What’s a panda’s biggest life regret?
– It never had a selfie in color.

You make my dopamine levels all silly.

What did the pug say to the garden?
A: Lettuce Eat!

Saw a little creeper when playing Minecraft the other day
-Call that a baby boomer

What do ya get when you cross a Peterbuilt, a Kenworth and a Freightshaker?
– A Peter-Worth-Shakin!

What do you call a furry that cant hear?
– Def Leopard

What do you call a geometry teacher who’s obsessed with anime?
– Daddy 10π

A man is standing on the bow of the Titanic as it is sinking, holding a glass of whiskey.
– He says: “I asked for ice, but this is ridiculous”

Yeah, I have plans tonight.
-I’ll probably hit the living room around 8 or 9.

Knock, knock.. Who’s there? Aida.
– Aida who?
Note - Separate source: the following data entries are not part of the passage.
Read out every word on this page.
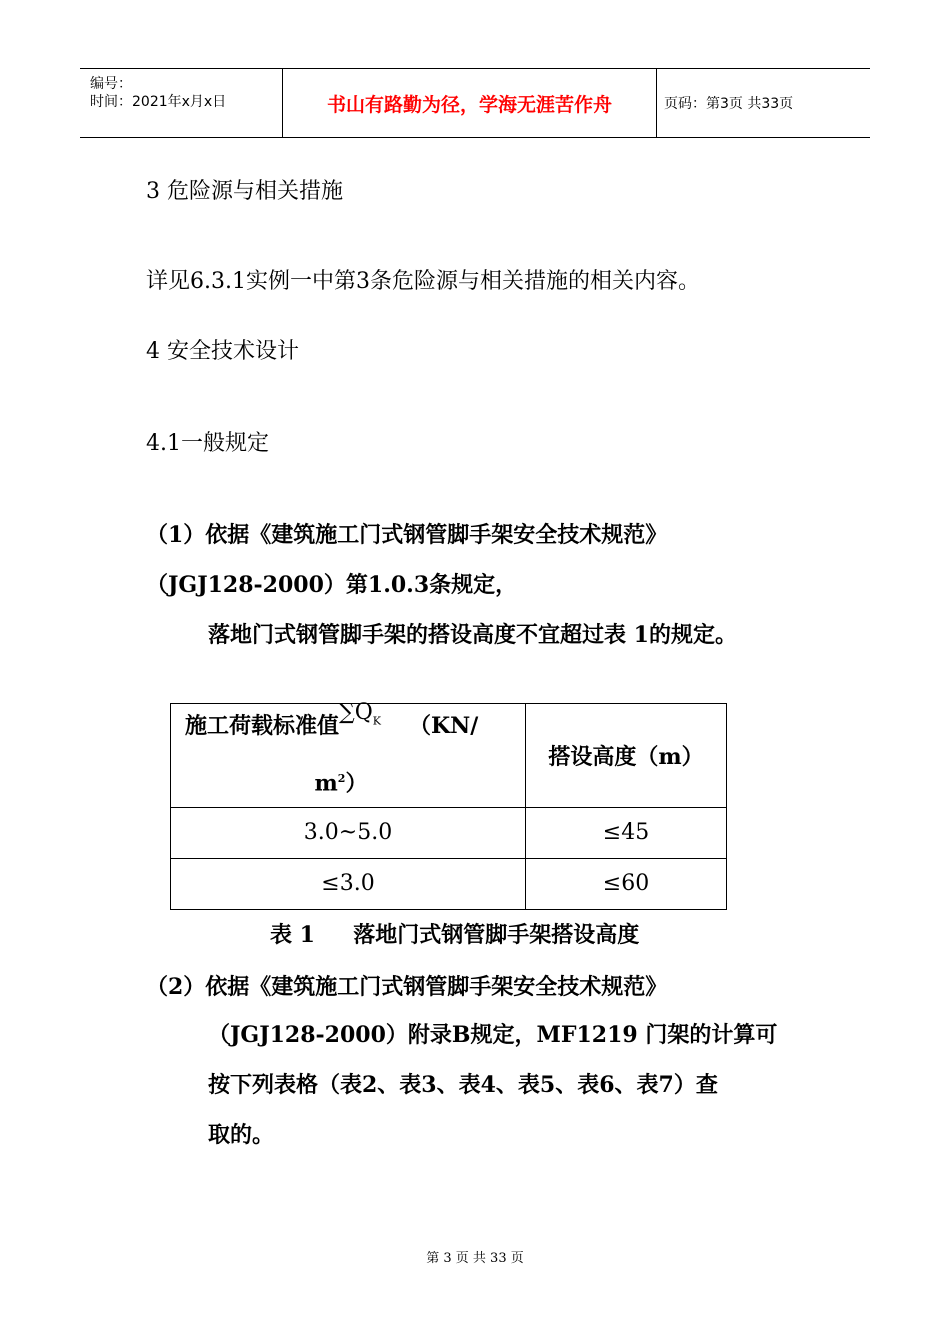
编号：
时间：2021年x月x日	书山有路勤为径，学海无涯苦作舟	页码：第3页 共33页
3 危险源与相关措施
详见6.3.1实例一中第3条危险源与相关措施的相关内容。
4 安全技术设计
4.1一般规定
（1）依据《建筑施工门式钢管脚手架安全技术规范》
（JGJ128-2000）第1.0.3条规定，
落地门式钢管脚手架的搭设高度不宜超过表 1的规定。
施工荷载标准值$\sum Q_K$ （KN/
$m^2$）	搭设高度（m）
3.0~5.0	≤45
≤3.0	≤60
表 1     落地门式钢管脚手架搭设高度
（2）依据《建筑施工门式钢管脚手架安全技术规范》
（JGJ128-2000）附录B规定，MF1219 门架的计算可
按下列表格（表2、表3、表4、表5、表6、表7）查
取的。
第 3 页 共 33 页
Aida sandwich for lunch today.

Wool, wool, wool, what’s going on here?

Thanks to COVID-19,….
– We can now explain calling gen z zoomers

What do you call a rat with a cold?
– Rat-achoo-ouille!

When Sakura was in the Hidden Village of Tea and she was shopping,
– she saw keychains that looked exactly like Pakkun, Tonton, Gamabunta and Akamaru yet she didn’t look surprised,
– she only commented that they were expensive.

So Mario is talking to Luigi.
– “So I breka up with tha princess last night. But I told her, it’s a not you, it’s a me! Mario!”

A man is pulled over by a police officer for a broken headlight. The cop looks in the car and sees a collection of knives on the
backseat. “Sir,” he says. “Why do you have all those knives?”
“They’re for my juggling act,” the man replies.
“Prove it,” says the cop.
The man gets out of the car and begins juggling the knives just as Sven and Ole drive by.
“Cripes,” says Ole, “I’m glad I quit drinking. These new sobriety test look pretty hard.”

What did the cat say when the mouse got away?
– You’ve got to be kitten me!

Why is it super hard to sneak up on a hurricane?
– Because they’re always turning around.